Worldwide, Girls’ Diplomas Are Another COVID-19 Casualty
“At least this will be over by your senior year,” I told my sister last spring, as she cried about COVID-19 shutting down her high school in Florida. Then a junior, she was crushed that her school had to cancel prom and her spring musical, and move classes online.
I had no idea how wrong I was. My sister, like so many other students, has spent most of her senior year in her bedroom, Zooming into classes, dance practice, and virtual homecoming.
Now, as I prepare to watch my sister graduate over Zoom, I find myself thinking of girls worldwide who missed out on far more than she did thanks to the pandemic — especially the many girls who will never see their classrooms again.
Before COVID-19 struck, many countries had made great strides in girls’ access to education. According to a 2020 UNESCO report, girls’ enrollment rates in primary and secondary schools in low‑income countries had almost doubled over the previous 25 years. But with more than 90% of the world’s student population impacted by school closures during the pandemic, we are witnessing the largest disruption of education in history. All children are impacted by this disruption, but girls face distinctive risks. UNESCO estimates that 11 million primary and secondary school girls are at risk of not returning to school post-pandemic. Millions more girls will lose pace with minimum proficiency standards in basic reading, writing, or math.
The digital gender gap is a prime reason girls’ education will be disproportionately impacted. A 2018 study by Girl Effect and the Vodafone Foundation found that boys are 1.5 times more likely to have a mobile device for distance learning than girls. This is in addition to data from the 2020 Mobile Gender Gap Report, which examines mobile ownership and internet use in low- and middle-income countries, and shows that women in general are 20% less likely than men to use mobile internet. A 2020 UNICEF report notes that 20% of girls in East Asia and the Pacific (close to nearly 40 million girls) were not able to access distance learning delivered online or through TV or radio during the pandemic due to lack of devices or policies geared toward these needs.
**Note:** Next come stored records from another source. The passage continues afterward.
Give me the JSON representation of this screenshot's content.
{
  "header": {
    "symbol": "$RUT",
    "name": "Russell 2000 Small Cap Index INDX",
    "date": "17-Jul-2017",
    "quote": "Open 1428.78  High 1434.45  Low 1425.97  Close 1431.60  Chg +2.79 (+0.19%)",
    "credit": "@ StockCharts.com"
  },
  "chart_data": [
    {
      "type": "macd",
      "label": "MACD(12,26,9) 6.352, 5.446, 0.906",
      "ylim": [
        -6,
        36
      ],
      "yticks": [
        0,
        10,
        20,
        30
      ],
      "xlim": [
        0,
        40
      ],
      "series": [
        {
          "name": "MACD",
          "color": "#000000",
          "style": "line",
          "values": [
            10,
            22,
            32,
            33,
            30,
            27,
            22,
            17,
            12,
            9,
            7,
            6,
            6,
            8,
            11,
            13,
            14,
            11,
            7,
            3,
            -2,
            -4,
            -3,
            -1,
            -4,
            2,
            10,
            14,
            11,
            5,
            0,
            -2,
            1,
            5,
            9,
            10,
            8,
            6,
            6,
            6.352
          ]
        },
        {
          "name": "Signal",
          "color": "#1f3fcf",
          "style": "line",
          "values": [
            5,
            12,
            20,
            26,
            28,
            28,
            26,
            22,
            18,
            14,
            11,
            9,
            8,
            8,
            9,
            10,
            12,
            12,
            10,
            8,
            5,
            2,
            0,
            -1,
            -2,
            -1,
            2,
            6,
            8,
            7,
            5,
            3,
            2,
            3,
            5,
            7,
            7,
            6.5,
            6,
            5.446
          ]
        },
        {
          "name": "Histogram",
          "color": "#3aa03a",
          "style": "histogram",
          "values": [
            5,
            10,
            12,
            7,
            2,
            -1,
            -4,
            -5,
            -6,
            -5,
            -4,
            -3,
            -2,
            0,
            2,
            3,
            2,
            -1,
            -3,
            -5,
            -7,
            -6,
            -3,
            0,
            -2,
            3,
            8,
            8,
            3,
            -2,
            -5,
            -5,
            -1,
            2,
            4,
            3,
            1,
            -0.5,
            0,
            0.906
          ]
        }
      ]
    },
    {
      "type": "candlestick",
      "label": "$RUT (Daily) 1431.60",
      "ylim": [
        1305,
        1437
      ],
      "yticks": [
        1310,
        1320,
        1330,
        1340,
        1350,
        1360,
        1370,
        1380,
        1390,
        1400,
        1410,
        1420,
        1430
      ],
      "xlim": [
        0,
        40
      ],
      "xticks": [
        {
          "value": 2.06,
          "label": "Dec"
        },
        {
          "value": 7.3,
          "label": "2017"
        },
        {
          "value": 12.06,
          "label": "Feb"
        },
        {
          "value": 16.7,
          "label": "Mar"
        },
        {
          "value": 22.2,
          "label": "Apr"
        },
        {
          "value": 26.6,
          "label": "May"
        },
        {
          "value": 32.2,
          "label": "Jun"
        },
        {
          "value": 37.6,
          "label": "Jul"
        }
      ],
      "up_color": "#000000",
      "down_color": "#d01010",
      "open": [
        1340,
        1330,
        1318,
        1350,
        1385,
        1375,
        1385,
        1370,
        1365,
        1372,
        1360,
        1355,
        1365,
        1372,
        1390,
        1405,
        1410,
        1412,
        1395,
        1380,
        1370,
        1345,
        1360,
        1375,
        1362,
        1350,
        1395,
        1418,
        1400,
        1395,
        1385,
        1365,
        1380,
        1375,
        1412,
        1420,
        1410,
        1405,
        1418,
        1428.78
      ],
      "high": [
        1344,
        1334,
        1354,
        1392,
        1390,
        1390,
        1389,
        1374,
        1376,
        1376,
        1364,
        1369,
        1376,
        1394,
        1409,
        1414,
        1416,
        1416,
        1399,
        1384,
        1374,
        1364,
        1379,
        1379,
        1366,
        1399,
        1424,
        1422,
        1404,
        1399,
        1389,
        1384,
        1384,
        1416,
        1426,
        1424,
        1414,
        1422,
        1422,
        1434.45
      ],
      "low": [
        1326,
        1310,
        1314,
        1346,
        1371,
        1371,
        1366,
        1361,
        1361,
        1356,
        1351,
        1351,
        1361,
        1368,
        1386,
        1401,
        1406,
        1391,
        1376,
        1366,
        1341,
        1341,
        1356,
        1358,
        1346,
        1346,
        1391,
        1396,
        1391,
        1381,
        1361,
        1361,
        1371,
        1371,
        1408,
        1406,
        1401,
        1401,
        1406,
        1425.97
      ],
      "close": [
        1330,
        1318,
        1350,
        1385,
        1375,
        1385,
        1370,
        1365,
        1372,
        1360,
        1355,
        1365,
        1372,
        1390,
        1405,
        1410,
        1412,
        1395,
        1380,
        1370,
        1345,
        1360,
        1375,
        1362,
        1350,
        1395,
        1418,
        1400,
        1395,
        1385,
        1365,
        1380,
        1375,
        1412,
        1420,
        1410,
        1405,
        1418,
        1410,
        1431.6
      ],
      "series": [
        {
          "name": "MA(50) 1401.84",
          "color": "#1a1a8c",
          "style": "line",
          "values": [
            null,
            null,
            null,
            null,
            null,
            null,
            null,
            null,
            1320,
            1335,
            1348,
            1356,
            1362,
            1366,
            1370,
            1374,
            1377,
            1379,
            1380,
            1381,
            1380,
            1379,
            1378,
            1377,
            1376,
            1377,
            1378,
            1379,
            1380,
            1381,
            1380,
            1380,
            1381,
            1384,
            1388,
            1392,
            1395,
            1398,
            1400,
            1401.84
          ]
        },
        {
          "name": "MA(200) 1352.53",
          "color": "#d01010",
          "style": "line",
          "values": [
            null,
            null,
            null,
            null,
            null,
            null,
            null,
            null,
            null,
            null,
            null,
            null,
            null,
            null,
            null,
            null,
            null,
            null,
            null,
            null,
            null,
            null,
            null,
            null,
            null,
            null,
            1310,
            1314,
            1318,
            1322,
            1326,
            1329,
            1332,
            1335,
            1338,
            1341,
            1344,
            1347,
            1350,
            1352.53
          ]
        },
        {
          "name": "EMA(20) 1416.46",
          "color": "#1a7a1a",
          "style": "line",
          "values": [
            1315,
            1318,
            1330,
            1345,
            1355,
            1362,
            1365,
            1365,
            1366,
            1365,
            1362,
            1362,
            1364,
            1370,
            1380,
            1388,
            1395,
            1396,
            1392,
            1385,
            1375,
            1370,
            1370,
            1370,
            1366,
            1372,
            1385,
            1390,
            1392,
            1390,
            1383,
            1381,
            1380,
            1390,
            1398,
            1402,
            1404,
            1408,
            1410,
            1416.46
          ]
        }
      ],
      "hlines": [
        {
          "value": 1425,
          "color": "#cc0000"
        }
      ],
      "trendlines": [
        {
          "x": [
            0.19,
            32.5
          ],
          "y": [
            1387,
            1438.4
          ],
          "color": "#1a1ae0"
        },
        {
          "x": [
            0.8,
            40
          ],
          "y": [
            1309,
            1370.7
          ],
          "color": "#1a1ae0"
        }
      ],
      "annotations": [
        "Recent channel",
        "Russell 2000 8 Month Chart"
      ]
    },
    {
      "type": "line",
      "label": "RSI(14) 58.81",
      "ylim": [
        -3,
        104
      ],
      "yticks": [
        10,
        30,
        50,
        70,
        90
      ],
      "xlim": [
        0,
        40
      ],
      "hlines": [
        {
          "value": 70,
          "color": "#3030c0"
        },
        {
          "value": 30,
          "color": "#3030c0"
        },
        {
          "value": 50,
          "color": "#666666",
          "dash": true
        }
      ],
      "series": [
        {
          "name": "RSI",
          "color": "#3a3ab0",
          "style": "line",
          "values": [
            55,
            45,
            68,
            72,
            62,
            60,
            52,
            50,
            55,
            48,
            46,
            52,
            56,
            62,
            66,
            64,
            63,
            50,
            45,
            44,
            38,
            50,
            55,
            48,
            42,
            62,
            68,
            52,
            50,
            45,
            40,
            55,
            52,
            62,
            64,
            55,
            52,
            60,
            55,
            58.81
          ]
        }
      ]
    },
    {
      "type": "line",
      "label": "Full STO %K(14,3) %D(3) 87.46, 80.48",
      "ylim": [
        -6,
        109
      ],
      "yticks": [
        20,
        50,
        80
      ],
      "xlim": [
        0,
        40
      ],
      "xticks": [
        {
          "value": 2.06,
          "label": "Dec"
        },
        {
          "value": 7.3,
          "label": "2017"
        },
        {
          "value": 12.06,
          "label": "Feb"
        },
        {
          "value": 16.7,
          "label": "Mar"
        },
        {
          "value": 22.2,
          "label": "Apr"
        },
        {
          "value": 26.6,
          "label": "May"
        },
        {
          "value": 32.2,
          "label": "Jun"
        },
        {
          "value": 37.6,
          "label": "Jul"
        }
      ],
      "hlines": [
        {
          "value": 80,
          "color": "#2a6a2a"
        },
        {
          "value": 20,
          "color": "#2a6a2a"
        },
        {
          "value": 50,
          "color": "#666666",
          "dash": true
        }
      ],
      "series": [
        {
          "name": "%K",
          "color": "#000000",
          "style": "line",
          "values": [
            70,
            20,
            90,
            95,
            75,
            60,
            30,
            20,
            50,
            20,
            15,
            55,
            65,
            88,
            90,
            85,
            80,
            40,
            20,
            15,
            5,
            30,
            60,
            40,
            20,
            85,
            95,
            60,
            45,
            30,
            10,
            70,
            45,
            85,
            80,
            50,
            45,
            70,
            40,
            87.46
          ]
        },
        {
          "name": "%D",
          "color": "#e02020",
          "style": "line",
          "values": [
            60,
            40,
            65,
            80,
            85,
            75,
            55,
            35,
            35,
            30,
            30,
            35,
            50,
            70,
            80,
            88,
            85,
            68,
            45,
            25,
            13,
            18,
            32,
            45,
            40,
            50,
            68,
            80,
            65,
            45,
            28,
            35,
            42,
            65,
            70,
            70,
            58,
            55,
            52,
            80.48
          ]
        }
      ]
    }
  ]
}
Girls’ education has also been put at risk by the increased rates of gender-based violence during the pandemic. Child marriages and early pregnancies, common global effects of gender-based violence, make participation in education unlikely, and Save the Children is projecting steep increases in both due to COVID and its economic impacts. It projected an additional 2.5 million girls will be at risk of child marriage over the next five years, and estimated that adolescent pregnancies would rise by up to 1 million in 2020. News reports are already showing COVID-related surges in child marriages and early pregnancy in countries such as Kenya, Nepal, Malawi, and Ethiopia.
Education enables girls to grow not only in knowledge, but also in opportunity. Each year of schooling increases a girl’s future wages by 10% to 20%. The World Bank has estimated that trillions of dollars are lost in lifetime productivity and wages by failing to ensure that girls complete 12 years of education.
UN Women Deputy Executive Director Anita Bhatia has stated that “everything we worked for, that has taken 25 years, could be lost in a year.” Policymakers, therefore, should do all they can to minimize COVID’s devastation on girls’ education. One place to start is by learning from the recommendations of the UNESCO-sponsored Global Education Coalition, which brings together U.N., civil society, academic, and private sector actors to protect the right to education. This coalition is pushing for education systems to be gender-transformative, more equitable, and more resilient based on lessons learned from COVID-19. Policymakers should learn from and engage with this coalition.
“I can’t believe I made it,” my sister recently told me. “I never imagined how difficult this year could be.” COVID made circumstances more difficult than imagined for schoolgirls everywhere. However, while some girls plan to step out into a post-pandemic world with diplomas in hand, others will feel the impacts of COVID-19 for the rest of their lives.